Two summers ago, one of my students wrote her research paper on the idea that the world would end in 2012. My student used a source that listed the situations to prepare for and the site even sold "End of the World Party Kits." I listed several of my personal survival tips on my Facebook page that I will add to the end of this post for fun. Like every conspiracy theory and disaster or tragedy that happens in the world, I became occupied with how I would survive the situation. This is also something that Rob and I talk about after EVERY movie that we see
One particular survival discussion that Rob and I had stands out to me; this conversation occurred after we saw Zombieland (which is hilarious and one of my favorites). Rob made the comment that he didn't think that I would be able to hang if we had to flee our home due to zombies or, you know, the apocalypse. I was totally offended. I said "Lucy and I will be able to keep up just fine." I plan to put Lucy in a papoose and carry her in the event of a zombie attack, by the way. His reply, "I would let you come....when you start slowing me down, I will snap your neck and eat you." This is one of my favorite stories to tell people, and trust me, he was dead serious. And we vowed to shoot one another if either of us became a zombie...I would probably secretly keep Rob chained up in a shed with an XBox like Shaun does Ed in Shaun of the Dead; he will be a zombie and will never know if I do that! We agree that I would probably bring items that would not help our cause, like a "Zombie Mix" CD, and I would want to update my Facebook status regularly. I did just finish reading Under the Dome by Stephen King, so I am going to start stockpiling propane. Surely the knowledge we both have from years of horror films will keep us alive if the bird/fish situation manifests into something crazy. Another positive we have on our side now is Rob's new machete that he got during Dirty Santa at the Martin Family Christmas this year (photo to follow).

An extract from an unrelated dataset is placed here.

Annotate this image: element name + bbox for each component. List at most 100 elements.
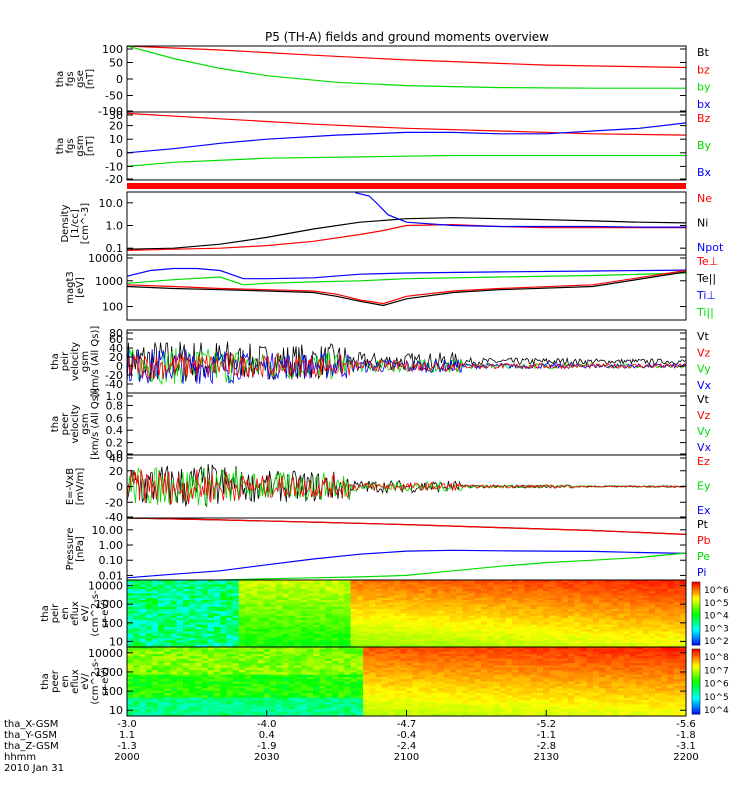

We all know that recently the guy who predicted the end of the world via the Mayan calendar changed his mind and moved the "end of the world" forward 50 years...lucky us. So, we can put that off for a little while. Hopefully, this crazy bird/fish situation will be explained and we all don't go "Walking Dead" from drinking the water. So, I guess that zombies go along with the little messes of life that you can sop up easier with a machete and your favorite zombie mix tape...here are my survival tips from Facebook...they were a hit; I guess I should keep adding to them! Enjoy!
Megan's 2012 Survival Tips:
1. Some predict that there will be a "rise of the machines" (think Terminator, decepticons, or a really evil Johnny 5). I suggest building special relationships with your appliances immediately, like a plant or pet. When you start to feel like your blender is turning on you, go Office Space on it.
2. In the event of tidal waves, have a flotation device ready. I suggest a brightly colored one with a cup holder. You will be rescued easier and can have a cocktail as you float. Or a raft shaped like Shamu or a gator; this will lighten the mood for your friends and repel any dangerous marine creatures.
3. Many firestorms ("a storm in which violent winds are drawn into the column of hot air rising over a severely bombed area") may occur. You can imagine how uncomfortable this will be. Therefore, have handy a tank top, hot pants and roller skates. You stay cool and can out-skate any blasts of flames.
4. In the event of asteroids or NEO's (near earth objects) hitting the earth, "If you live near a cave system, you may want to go and set up a temporary shelter there." Obviously. Once you are secure in your cave, light a fire at the opening. This will prevent animals from entering the cave. Though living in harmony with the animals may seem appealing during the apocalypse, remember, the wolverines and bears are going to be just as hungry as we are!